Communist leadership urge local bureaucrats to implement scientific development(1)
BEIJING, Oct. 21 (Xinhua) -- The Communist Party of China onSunday wrote the "scientific outlook of development" into its amended Constitution to make it the keynote of the country's overall development in years to come, but observers say the implementation of the policy is not an easy job.
Possible challenges to the central government's authority might come from some local governments and enterprises which have their own interests, the observers warn.
Hu Jintao, General Secretary of the Central Committee of CPC, has called at the Party's 17th National Congress on cadres and people across the nation to change their minds to meet the scientific development, and the new perception of development should be spread in every corner of the country.
The congress, which concluded Sunday, urged that major problems that hinder the implementation of the scientific outlook of development should be solved.
The perception was put forward by the CPC Central Committee in 2003 and has since become China's national strategy aimed at balanced and sustainable growth, as the country, the fourth largest economy in the world, is suffering from deterioration of environment and an enlarged poor-wealthy gap.
Chinese leaders have been repeatedly calling for coordinated development between urban and rural areas, among different regions, between economic and social development, between the development of man and nature, and between domestic development and opening up to the outside world.
But achieving scientific development has been an arduous task, to which challenges come from profit-seeking local governments and officials, observers believed.
On Aug.19, a molten aluminium spill occurred at a workshop under Weiqiao Pioneering Group Co., Ltd. in Zouping County, east China's Shandong Province. The accident, which happened only one month after the production facility had began operation, killed 16people and injured another 59 with a direct economic loss estimated at more than 6.6 million yuan (about 860,000 U.S. dollars).
According to the State Administration of Work Safety and a working teleconference held by the provincial government, the 4.2-million-yuan workshop, built in less than one year and came on stream in July 2007, was designed by an unqualified local agency with major designing defects and was approved against laws and regulations.

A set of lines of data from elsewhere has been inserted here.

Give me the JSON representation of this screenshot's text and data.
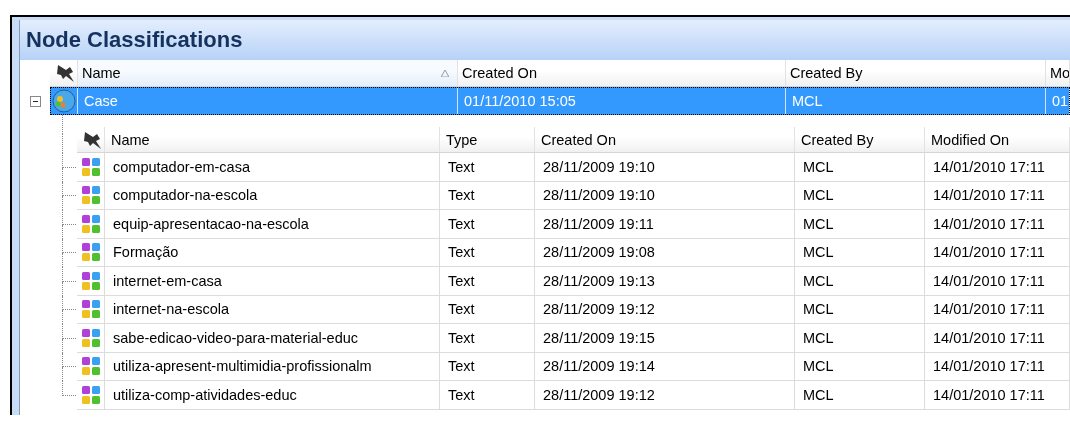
{
  "window": {
    "title": "Node Classifications"
  },
  "parent_table": {
    "columns": [
      {
        "label": "Name",
        "sorted": true
      },
      {
        "label": "Created On",
        "sorted": false
      },
      {
        "label": "Created By",
        "sorted": false
      },
      {
        "label": "Mo",
        "sorted": false
      }
    ],
    "rows": [
      {
        "cells": [
          "Case",
          "01/11/2010 15:05",
          "MCL",
          "01"
        ],
        "selected": true,
        "expanded": true,
        "child_table": {
          "columns": [
            "Name",
            "Type",
            "Created On",
            "Created By",
            "Modified On"
          ],
          "rows": [
            [
              "computador-em-casa",
              "Text",
              "28/11/2009 19:10",
              "MCL",
              "14/01/2010 17:11"
            ],
            [
              "computador-na-escola",
              "Text",
              "28/11/2009 19:10",
              "MCL",
              "14/01/2010 17:11"
            ],
            [
              "equip-apresentacao-na-escola",
              "Text",
              "28/11/2009 19:11",
              "MCL",
              "14/01/2010 17:11"
            ],
            [
              "Formação",
              "Text",
              "28/11/2009 19:08",
              "MCL",
              "14/01/2010 17:11"
            ],
            [
              "internet-em-casa",
              "Text",
              "28/11/2009 19:13",
              "MCL",
              "14/01/2010 17:11"
            ],
            [
              "internet-na-escola",
              "Text",
              "28/11/2009 19:12",
              "MCL",
              "14/01/2010 17:11"
            ],
            [
              "sabe-edicao-video-para-material-educ",
              "Text",
              "28/11/2009 19:15",
              "MCL",
              "14/01/2010 17:11"
            ],
            [
              "utiliza-apresent-multimidia-profissionalm",
              "Text",
              "28/11/2009 19:14",
              "MCL",
              "14/01/2010 17:11"
            ],
            [
              "utiliza-comp-atividades-educ",
              "Text",
              "28/11/2009 19:12",
              "MCL",
              "14/01/2010 17:11"
            ]
          ]
        }
      }
    ]
  }
}
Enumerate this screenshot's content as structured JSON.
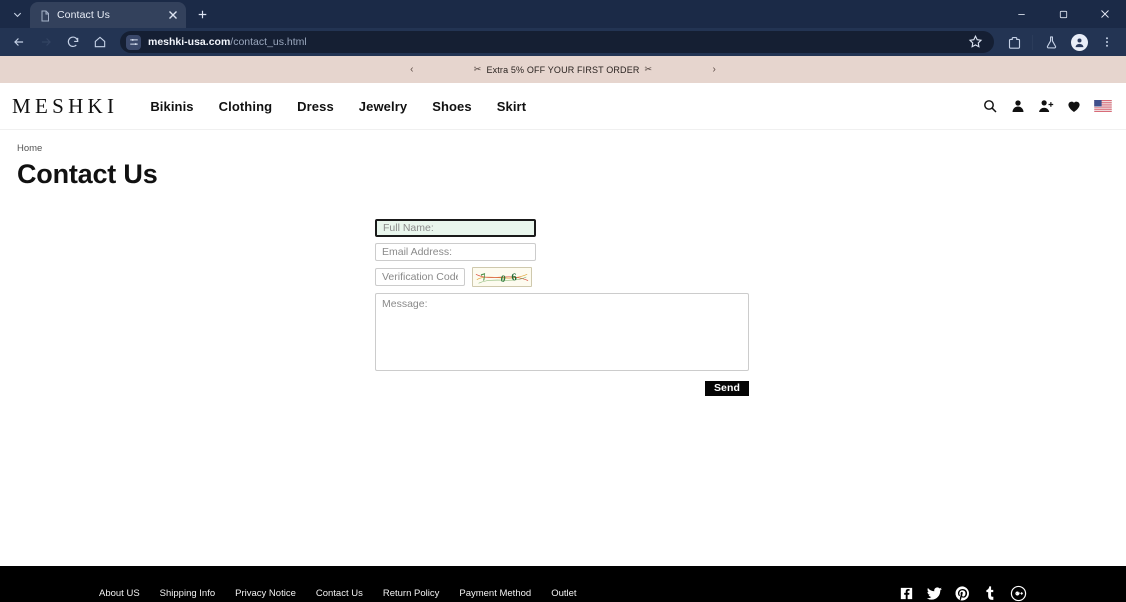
{
  "browser": {
    "tab": {
      "title": "Contact Us",
      "favicon_icon": "page-icon",
      "close_icon": "close-icon"
    },
    "tab_search_icon": "chevron-down-icon",
    "new_tab_icon": "plus-icon",
    "window_controls": {
      "minimize": "minimize-icon",
      "maximize": "maximize-icon",
      "close": "close-icon"
    },
    "toolbar": {
      "back_icon": "back-arrow-icon",
      "forward_icon": "forward-arrow-icon",
      "reload_icon": "reload-icon",
      "home_icon": "home-icon",
      "site_info_icon": "site-settings-icon",
      "url_domain": "meshki-usa.com",
      "url_path": "/contact_us.html",
      "bookmark_icon": "star-icon",
      "extensions_icon": "puzzle-icon",
      "labs_icon": "flask-icon",
      "profile_icon": "profile-avatar-icon",
      "menu_icon": "three-dot-menu-icon"
    }
  },
  "announcement": {
    "prev_icon": "chevron-left-icon",
    "next_icon": "chevron-right-icon",
    "text": "Extra 5% OFF YOUR FIRST ORDER",
    "spark_left": "✂",
    "spark_right": "✂"
  },
  "header": {
    "logo": "MESHKI",
    "nav": [
      {
        "label": "Bikinis"
      },
      {
        "label": "Clothing"
      },
      {
        "label": "Dress"
      },
      {
        "label": "Jewelry"
      },
      {
        "label": "Shoes"
      },
      {
        "label": "Skirt"
      }
    ],
    "actions": [
      {
        "name": "search-icon"
      },
      {
        "name": "account-icon"
      },
      {
        "name": "register-user-icon"
      },
      {
        "name": "wishlist-heart-icon"
      },
      {
        "name": "country-flag-us-icon"
      }
    ]
  },
  "page": {
    "breadcrumb": "Home",
    "title": "Contact Us"
  },
  "form": {
    "full_name": {
      "placeholder": "Full Name:",
      "value": "",
      "focused": true
    },
    "email": {
      "placeholder": "Email Address:",
      "value": ""
    },
    "verification": {
      "placeholder": "Verification Code",
      "value": ""
    },
    "captcha": {
      "text": "706",
      "alt": "captcha-image"
    },
    "message": {
      "placeholder": "Message:",
      "value": ""
    },
    "submit_label": "Send"
  },
  "footer": {
    "links": [
      {
        "label": "About US"
      },
      {
        "label": "Shipping Info"
      },
      {
        "label": "Privacy Notice"
      },
      {
        "label": "Contact Us"
      },
      {
        "label": "Return Policy"
      },
      {
        "label": "Payment Method"
      },
      {
        "label": "Outlet"
      }
    ],
    "social": [
      {
        "name": "facebook-icon"
      },
      {
        "name": "twitter-icon"
      },
      {
        "name": "pinterest-icon"
      },
      {
        "name": "tumblr-icon"
      },
      {
        "name": "google-plus-icon"
      }
    ]
  },
  "colors": {
    "announcement_bg": "#e6d5ce",
    "footer_bg": "#000000",
    "focus_field_bg": "#e9f6ed",
    "button_bg": "#050505"
  }
}
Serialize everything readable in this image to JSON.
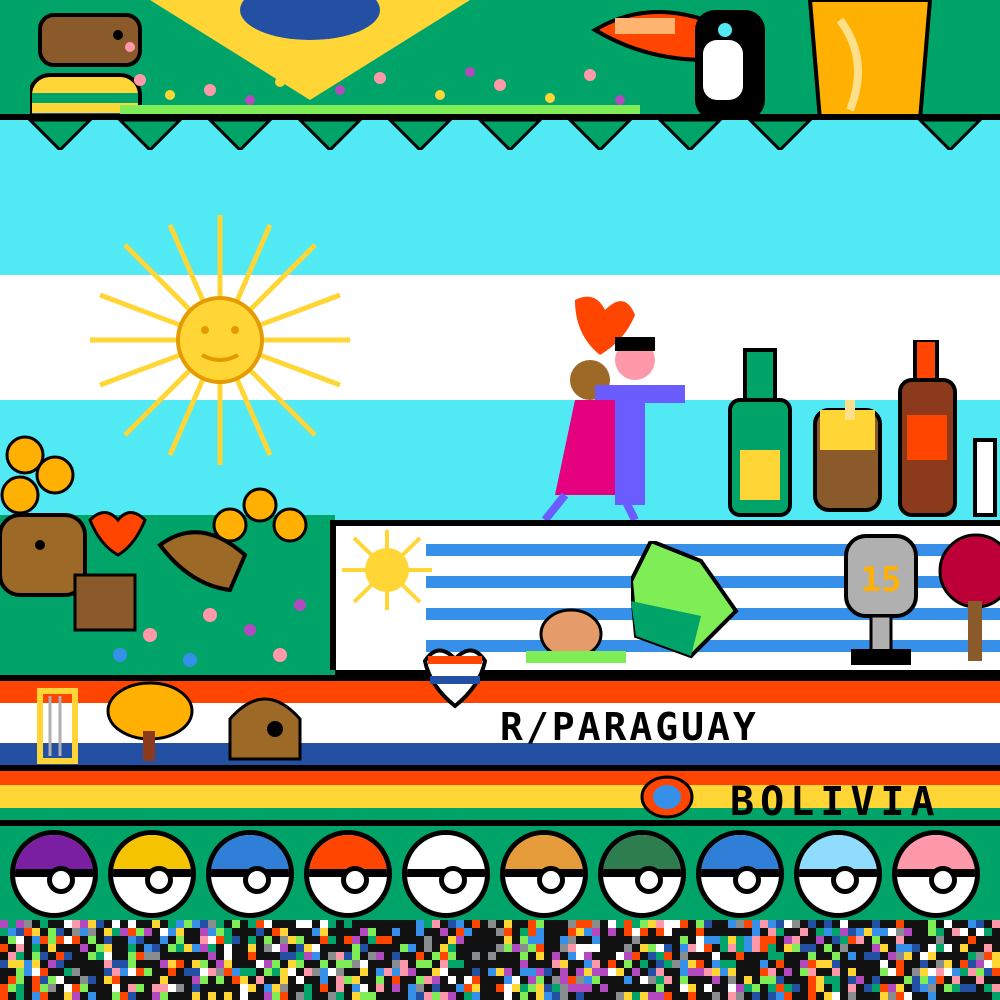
{
  "canvas": {
    "title": "",
    "palette": {
      "brazil_green": "#00a368",
      "sky_blue": "#51e9f4",
      "white": "#ffffff",
      "sun_yellow": "#ffd635",
      "paraguay_red": "#ff4500",
      "paraguay_blue": "#2450a4",
      "uruguay_blue": "#3690ea",
      "black": "#000000"
    }
  },
  "regions": {
    "brazil": {
      "icons": [
        "capybara-icon",
        "toucan-icon",
        "world-cup-trophy-icon",
        "flowers-icon"
      ]
    },
    "argentina": {
      "icons": [
        "sun-of-may-icon",
        "tango-dancers-icon",
        "heart-icon",
        "wine-bottle-icon",
        "mate-cup-icon",
        "fernet-bottle-icon"
      ]
    },
    "uruguay": {
      "icons": [
        "sun-of-may-icon",
        "snail-icon",
        "green-gem-icon",
        "trophy-15-icon",
        "tree-icon"
      ],
      "trophy_number": "15"
    },
    "paraguay": {
      "label": "R/PARAGUAY",
      "icons": [
        "harp-icon",
        "tree-icon",
        "hut-icon",
        "heart-flag-icon"
      ]
    },
    "bolivia": {
      "label": "BOLIVIA",
      "icons": [
        "bolivia-shield-icon"
      ]
    }
  },
  "pokeballs": [
    {
      "name": "master-ball",
      "top": "#7b1fa2"
    },
    {
      "name": "ultra-ball",
      "top": "#f5c400"
    },
    {
      "name": "great-ball",
      "top": "#2f7fd8"
    },
    {
      "name": "poke-ball",
      "top": "#ff4500"
    },
    {
      "name": "premier-ball",
      "top": "#ffffff"
    },
    {
      "name": "dusk-ball",
      "top": "#e59b3a"
    },
    {
      "name": "nest-ball",
      "top": "#2e7d4f"
    },
    {
      "name": "dive-ball",
      "top": "#2f7fd8"
    },
    {
      "name": "crystal-ball",
      "top": "#8fdcff"
    },
    {
      "name": "love-ball",
      "top": "#ff99aa"
    }
  ]
}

Reports said the accident stemmed from efforts to seek development in a blind way, which put the money first instead of putting the people first, a direct offense to the central government's order. False value of officials' performance and poor policy execution were also the factors behind.
More astonishing was that on the official website of the county government, an article went so far as to praise the workshop's parent company, which contributed to 50 percent of the county's fiscal revenue, for its persistence in expansion against state policies and authorities' objections.
According to Jiang Daming, the acting governor of Shandong, the parent company of the fatal facility, was an influential tax payer locally, which was protected by local governments and defied supervision by superior authorities.
The company was far from unique. Earlier this year, the State Environmental Protection Administration unveiled a blacklist of 82 projects that seriously violated environmental protection assessment rules. Involving combined investment of 1.12 trillion yuan, the big budget projects were protected by local governments as they were cash cows.
Environmental protection agencies and other departments had imposed penalties on some projects, but the penalties were not executed due to local protection.
"In the past, policy enforcement relied on political conviction and the authority and power of the central government. But now, in a free market economy, things have changed a lot. Local governments and enterprises put interests first," said Wang Xiaoguang, head of the economic operation and development section of the Research Institute of Economy under the National Development and Reform Commission.